The bank said last month that it had extended more than £600 million of loans to SMEs since it opened its doors in March 2020 and it was “laser focused on growing this to multiple billions over the coming years”.

AIB’s exit from the labour-intensive SME segment of the British market will save the bank an estimated €35 million in the coming years.

This transaction relates to Great Britain-based SME customers only. The asset finance, invoice discounting and merchant services businesses in Great Britain will continue to operate as previously, AIB said. Customers in Northern Ireland are not affected by the deal.

Migration of loans on phased basis

Subject to regulatory approvals, migration of the loans will be on a phased basis, with the process expected to commence by the end of this year and complete over the course of 2022.

AIB said it plans to use the proceeds of the sale for “general corporate purposes”. The sale is expected to boost AIB’s capital reserves “marginally”. In the year ended December 31st, 2020, the loan portfolio incurred a loss before tax of about £9 million.

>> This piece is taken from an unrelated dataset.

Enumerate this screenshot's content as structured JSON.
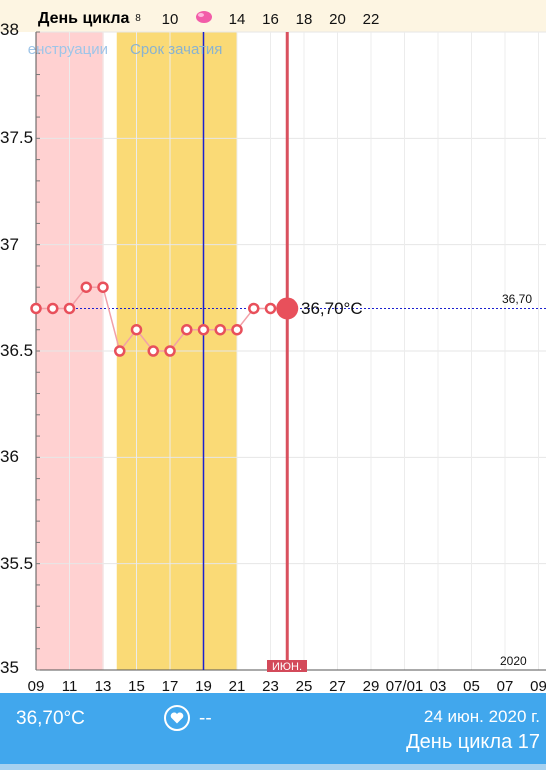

The wider AIB group reported a pre-tax profit of €933 million last year, after it booked €1.46 billion of loan-loss provisions as a result of the Covid-19 pandemic on the economy.

In a separate statement, Allica said the deal, involving about 2,000 borrowers, will help it help it reach profitability in the middle of next year, which is earlier than previously expected.

“We’re working closely with AIB to ensure a smooth and seamless transition for AIB customers who we look forward to providing with a secure and sustainable home,” said Mr Davies.

“This acquisition enables us to support and scale even more of Britain’s established SMEs and growth companies at a time when SMEs are looking for more tailored support from their bank.

“As we said at our recent trading update, we’re laser focused on growing our lending to multiple billions over the coming years as we seek to support the underserved and overlooked SMEs across the UK.”